Un giorno non troppo lontano gli utenti saranno in grado di interagire con i siti Web che visitano più spesso anche in modalità offline, grazie ad un nuovo standard per la navigazione chiamato Service Workers e sviluppato da Google. A parlarne è stato l’ingegnere software Alex Russell del motore di ricerca, in occasione della conferenza Velocity andata in scena nei giorni scorsi a New York.
Il gruppo di Mountain View ha inoltrato una proposta al W3C (World Wide Web Consortium) per far sì che lo standard possa essere implementato in futuro nei software per la navigazione, a partire da Chrome che lo introdurrà entro la fine dell’anno. Tecnicamente si tratta di uno spazio gestito dal browser in cui salvare documenti, immagini, codice HTML e altre componenti delle pagine Web, in modo da renderle accessibili anche offline, ovvero quando non si dispone di una connessione Internet. Grazie a questo approccio gli sviluppatori potranno far sì che un sito scarichi nella memoria interna (dello smartphone, così come di un computer portatile) alcune informazioni basilari da mostrare anche in assenza di accesso alla Rete, ad esempio l’homepage.
Per capirne il funzionamento si può pensare ad un utente che entra in metropolitana. Mentre sta aspettando il treno inizia a navigare senza problemi, ma non appena lasciata la stazione non è più disponibile alcune rete mobile a cui agganciarsi, con l’inevitabile comparsa di un errore. Grazie ai dati salvati da Service Workers, invece, al suo posto potrebbe essere visualizzata la pagina principale del portale, in attesa che venga ripristinata la connettività per scaricare nuovi aggiornamenti.
Una soluzione di questo tipo presenta pro e contro.
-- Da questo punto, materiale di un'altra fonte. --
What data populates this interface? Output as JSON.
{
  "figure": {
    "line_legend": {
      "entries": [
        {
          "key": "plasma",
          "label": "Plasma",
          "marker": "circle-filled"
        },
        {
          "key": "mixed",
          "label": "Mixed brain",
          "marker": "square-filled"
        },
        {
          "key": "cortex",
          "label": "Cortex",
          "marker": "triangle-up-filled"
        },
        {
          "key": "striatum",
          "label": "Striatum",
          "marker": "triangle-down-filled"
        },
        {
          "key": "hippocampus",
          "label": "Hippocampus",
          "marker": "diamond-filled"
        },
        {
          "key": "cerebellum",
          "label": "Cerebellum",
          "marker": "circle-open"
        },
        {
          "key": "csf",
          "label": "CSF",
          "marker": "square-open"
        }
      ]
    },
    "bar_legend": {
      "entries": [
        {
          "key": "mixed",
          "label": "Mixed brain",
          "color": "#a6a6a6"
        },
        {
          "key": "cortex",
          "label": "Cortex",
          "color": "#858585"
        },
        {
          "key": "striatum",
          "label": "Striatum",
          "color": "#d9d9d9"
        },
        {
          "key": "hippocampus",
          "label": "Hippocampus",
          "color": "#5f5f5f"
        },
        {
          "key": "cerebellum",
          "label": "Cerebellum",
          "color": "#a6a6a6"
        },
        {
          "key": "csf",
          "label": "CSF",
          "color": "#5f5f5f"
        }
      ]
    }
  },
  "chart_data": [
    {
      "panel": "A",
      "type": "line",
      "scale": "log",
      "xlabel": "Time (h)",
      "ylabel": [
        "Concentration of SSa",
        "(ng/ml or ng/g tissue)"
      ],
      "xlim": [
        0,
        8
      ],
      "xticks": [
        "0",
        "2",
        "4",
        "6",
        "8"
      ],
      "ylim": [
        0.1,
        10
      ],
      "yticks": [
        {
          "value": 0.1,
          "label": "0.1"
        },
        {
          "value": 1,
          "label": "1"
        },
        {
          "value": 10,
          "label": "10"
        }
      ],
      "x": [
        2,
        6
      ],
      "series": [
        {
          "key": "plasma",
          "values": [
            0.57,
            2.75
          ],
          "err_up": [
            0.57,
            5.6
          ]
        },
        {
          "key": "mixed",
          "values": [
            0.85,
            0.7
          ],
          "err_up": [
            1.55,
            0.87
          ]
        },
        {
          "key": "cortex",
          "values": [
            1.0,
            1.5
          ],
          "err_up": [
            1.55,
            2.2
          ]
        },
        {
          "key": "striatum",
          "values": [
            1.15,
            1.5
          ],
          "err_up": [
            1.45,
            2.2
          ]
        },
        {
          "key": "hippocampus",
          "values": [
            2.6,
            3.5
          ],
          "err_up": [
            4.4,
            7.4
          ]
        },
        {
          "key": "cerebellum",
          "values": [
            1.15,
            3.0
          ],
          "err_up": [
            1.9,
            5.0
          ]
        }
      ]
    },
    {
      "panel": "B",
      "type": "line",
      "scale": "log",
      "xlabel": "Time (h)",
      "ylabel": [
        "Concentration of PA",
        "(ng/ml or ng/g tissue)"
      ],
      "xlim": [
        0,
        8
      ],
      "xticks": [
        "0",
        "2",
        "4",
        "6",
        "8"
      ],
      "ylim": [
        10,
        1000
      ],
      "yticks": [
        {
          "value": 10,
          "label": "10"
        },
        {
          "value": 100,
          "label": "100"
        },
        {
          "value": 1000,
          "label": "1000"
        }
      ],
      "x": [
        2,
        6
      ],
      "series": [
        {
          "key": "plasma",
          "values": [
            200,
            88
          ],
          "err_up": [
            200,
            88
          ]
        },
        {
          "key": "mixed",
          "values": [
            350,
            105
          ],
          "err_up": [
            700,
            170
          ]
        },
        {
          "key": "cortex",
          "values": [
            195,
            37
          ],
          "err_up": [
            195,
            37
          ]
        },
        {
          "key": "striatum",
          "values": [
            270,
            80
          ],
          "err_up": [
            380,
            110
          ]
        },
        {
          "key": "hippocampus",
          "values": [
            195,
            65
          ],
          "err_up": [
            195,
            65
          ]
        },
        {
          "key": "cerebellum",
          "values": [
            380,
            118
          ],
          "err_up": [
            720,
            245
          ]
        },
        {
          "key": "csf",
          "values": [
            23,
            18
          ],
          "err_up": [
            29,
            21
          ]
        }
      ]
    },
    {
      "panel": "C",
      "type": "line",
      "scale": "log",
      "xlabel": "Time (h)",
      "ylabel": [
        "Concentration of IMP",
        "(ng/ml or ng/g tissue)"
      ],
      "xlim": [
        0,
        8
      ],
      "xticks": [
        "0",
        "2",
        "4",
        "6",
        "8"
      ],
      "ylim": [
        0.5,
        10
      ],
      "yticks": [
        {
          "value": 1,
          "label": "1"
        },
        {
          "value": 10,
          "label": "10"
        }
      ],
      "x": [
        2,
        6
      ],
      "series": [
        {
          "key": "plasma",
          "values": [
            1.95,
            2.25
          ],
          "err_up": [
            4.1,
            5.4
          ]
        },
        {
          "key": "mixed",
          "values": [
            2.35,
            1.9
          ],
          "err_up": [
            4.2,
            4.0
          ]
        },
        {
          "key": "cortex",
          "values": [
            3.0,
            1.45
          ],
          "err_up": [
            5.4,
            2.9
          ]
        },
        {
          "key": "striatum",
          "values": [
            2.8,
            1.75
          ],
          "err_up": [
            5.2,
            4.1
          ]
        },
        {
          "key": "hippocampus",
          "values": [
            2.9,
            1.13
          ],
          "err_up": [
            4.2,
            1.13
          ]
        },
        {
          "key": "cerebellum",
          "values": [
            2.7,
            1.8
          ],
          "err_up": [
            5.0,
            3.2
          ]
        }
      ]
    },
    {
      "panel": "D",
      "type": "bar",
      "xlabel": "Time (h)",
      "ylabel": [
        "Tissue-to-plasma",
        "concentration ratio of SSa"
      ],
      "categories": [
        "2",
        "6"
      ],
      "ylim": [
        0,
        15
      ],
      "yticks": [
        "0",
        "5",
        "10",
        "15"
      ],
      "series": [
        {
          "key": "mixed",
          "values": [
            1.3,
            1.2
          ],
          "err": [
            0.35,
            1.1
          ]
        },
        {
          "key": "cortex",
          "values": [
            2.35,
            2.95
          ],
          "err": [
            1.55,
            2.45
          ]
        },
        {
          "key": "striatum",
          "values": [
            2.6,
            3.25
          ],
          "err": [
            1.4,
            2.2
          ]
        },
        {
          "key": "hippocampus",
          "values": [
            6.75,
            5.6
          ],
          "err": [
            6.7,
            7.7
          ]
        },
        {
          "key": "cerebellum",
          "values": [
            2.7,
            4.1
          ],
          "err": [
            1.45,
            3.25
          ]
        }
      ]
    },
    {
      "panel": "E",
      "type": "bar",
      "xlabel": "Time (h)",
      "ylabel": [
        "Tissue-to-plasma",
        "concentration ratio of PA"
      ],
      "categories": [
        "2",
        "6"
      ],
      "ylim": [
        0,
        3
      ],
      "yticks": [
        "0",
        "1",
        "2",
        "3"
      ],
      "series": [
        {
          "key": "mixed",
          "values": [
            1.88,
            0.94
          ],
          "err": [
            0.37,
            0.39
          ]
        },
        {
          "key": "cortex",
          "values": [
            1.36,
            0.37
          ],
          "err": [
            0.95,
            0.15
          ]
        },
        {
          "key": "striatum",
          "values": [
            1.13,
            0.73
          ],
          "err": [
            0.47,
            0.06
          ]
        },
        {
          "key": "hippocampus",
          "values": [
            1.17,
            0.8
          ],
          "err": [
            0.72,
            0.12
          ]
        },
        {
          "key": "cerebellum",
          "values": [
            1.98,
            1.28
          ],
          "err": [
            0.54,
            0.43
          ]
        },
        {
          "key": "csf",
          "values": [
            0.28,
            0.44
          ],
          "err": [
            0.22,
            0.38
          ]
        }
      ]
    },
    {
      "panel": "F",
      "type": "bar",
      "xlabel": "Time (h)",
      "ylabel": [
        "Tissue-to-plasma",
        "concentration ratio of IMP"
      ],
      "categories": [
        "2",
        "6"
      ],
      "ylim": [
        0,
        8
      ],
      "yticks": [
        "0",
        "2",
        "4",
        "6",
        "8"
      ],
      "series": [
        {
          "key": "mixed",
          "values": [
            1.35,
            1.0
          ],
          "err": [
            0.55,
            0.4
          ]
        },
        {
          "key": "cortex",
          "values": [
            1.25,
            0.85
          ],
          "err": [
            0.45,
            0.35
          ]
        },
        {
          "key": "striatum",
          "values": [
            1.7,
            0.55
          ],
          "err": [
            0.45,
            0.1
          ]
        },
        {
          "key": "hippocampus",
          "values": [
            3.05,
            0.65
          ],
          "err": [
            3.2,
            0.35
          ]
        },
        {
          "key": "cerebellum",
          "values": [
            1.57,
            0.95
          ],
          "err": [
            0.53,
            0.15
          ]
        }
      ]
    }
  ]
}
I vantaggi, oltre a quelli già elencati, potrebbero essere rappresentati da una navigazione più rapida e veloce in mobilità, riducendo il quantitativo di banda necessario per il download delle informazioni, già immagazzinate nello storage. Il rovescio della medaglia è invece costituito dalla necessità di occupare spazio in locale e in una potenza di calcolo maggiore richiesta per il rendering delle pagine (devono essere messi insieme dati online e altri offline), con una conseguente riduzione dell’autonomia nel caso di dispositivi mobile.
Non è la prima volta che Google si interessa alla questione: diversi anni fa, più precisamente nel 2008, ha dichiarato guerra all’errore 404, con una proposta che non ha però raccolto il successo sperato. L’approccio odierno al problema è però diverso, evoluto e ispirato al funzionamento delle applicazioni native, che nella maggior parte dei casi possono funzionare (seppur con alcune limitazioni) anche senza un accesso a Internet.